Mixing of shear thinning polymeric fluids in long channels with patterned boundary conditions is studied through molecular dynamics simulations. Patterned wettability was shown to induce spatially varying slip lengths at the channel walls which in turn induce mixing in the fluid. To quantify the amount of mixing for different wave lengths of patterns, transverse velocity profiles were evaluated. The transverse velocity profiles from the molecular dynamics simulations were then compared with predictions from continuum modeling and good quantitative agreement was found. Offsetting the pattern was shown to produce better mixing in the center of the channel. Transverse flow is found to increase when the radius of gyration of the chains is smaller than the pattern length. We also implement an oscillating (time dependent) body force and find that the transverse flow increases significantly. However, we do not find an increase in transverse flow with frequency of the oscillation as predicted from continuum modeling and we postulate reasons for this behavior.

Figure 1

(Color online) $xy$-cross section of the simulation setup is shown here. The volume between the two parallel plates, placed at $\mp w$, was filled with polymeric fluid.

Figure 2

(Color online) Longitudinal velocity profiles obtained for different upper wall velocities $U$. The velocity profiles are linear except for slight curvature up to a distance of $\sigma$ away from both inner wall surfaces. The magnitude of the velocity profiles is linear in $U$.

Figure 3

The slip length is calculated for different shear rates. It increases almost linearly before starting to decrease.

Figure 4

(Color online) Log-log plot between shear viscosity $\eta$ and shear rate $\dot{\gamma }$. The viscosity of the fluid is given by $\eta =m{\left(\dot{\gamma }\right)}^{n-1}$. At high shear rates the plot is linear and can be seen in the embedded figure. A linear fit at high shear rates using the above equation yields a value of $n=0.60763\pm 0.013871$.

Figure 5

(Color online) Average longitudinal velocity profiles from simulations for different values of ${\epsilon }_{wf}$ for $y\ge 0$. Note, the longitudinal velocity profile is symmetric about $y=0$.

Figure 6

Slip length $\delta$ as a function of the interaction parameter ${\epsilon }_{wf}$.

Figure 7

(Color online) Schematic diagram representing the pattern slip boundary condition.

Figure 8

(Color online) Contour plots of the transverse velocity profile $u_y\left(x,y\right)$ for various $kw$. Alternative high positive or negative transverse velocity regions (dark) were observed in both upper and lower halves of the channel.

Figure 9

(Color online) The vorticity calculated for the same simulation as Fig. 8a. Note, maximum vorticity occurs in the region between maximum magnitude of transverse velocity.

Figure 10

(Color online) Snapshots of polymer conformations at different times. Note, on average chains near the middle of the channel are more elongated in the $x$ direction compared to chains near the boundaries.
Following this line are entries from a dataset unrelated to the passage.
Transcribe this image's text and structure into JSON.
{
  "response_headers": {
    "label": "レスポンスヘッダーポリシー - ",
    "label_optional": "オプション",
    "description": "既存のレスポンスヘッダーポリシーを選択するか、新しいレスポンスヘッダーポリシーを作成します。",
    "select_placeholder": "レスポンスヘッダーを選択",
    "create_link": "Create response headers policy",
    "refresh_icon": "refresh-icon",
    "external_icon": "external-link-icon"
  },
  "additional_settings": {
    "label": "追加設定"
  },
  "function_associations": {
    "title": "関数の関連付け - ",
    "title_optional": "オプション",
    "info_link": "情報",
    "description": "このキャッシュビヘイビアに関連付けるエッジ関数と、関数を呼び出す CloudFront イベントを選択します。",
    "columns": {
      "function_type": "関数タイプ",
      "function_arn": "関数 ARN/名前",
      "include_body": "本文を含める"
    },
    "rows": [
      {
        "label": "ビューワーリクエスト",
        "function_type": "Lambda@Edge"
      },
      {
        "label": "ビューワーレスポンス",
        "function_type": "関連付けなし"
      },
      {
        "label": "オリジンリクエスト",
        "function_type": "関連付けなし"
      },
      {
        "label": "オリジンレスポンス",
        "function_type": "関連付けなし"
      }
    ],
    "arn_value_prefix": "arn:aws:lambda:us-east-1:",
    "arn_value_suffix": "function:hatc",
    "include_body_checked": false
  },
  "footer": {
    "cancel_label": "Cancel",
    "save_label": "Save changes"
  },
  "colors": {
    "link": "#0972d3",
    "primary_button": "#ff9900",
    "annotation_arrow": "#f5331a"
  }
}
In addition, chains near the boundary are more compact.

Figure 11

(Color online) Contour plot of transverse velocity profile $u_y\left(x,y\right)$ for $kw=\pi /2$ with offset patterning.

Figure 12

The function $R$ as a function of $y/w$ solved using Eq. (15) with parameters selected to agree with molecular dynamics simulation (see text).

Figure 13

(Color online) The body force (circles) and maximum longitudinal velocity response (squares) as a function of time. The scale on the left-hand side represents body force and the one on the right-hand side represents the magnitude of $u_{x_{\text{max}}}$.

Figure 14

(Color online) Transverse velocity profile $u_y\left(x,y\right)$ for the time dependent body force case for the frequency $\omega =2\pi /10$.

Figure 15

(Color online) Transverse velocity profile $u_y\left(x,y\right)$ for constant body force case with 5000 averages.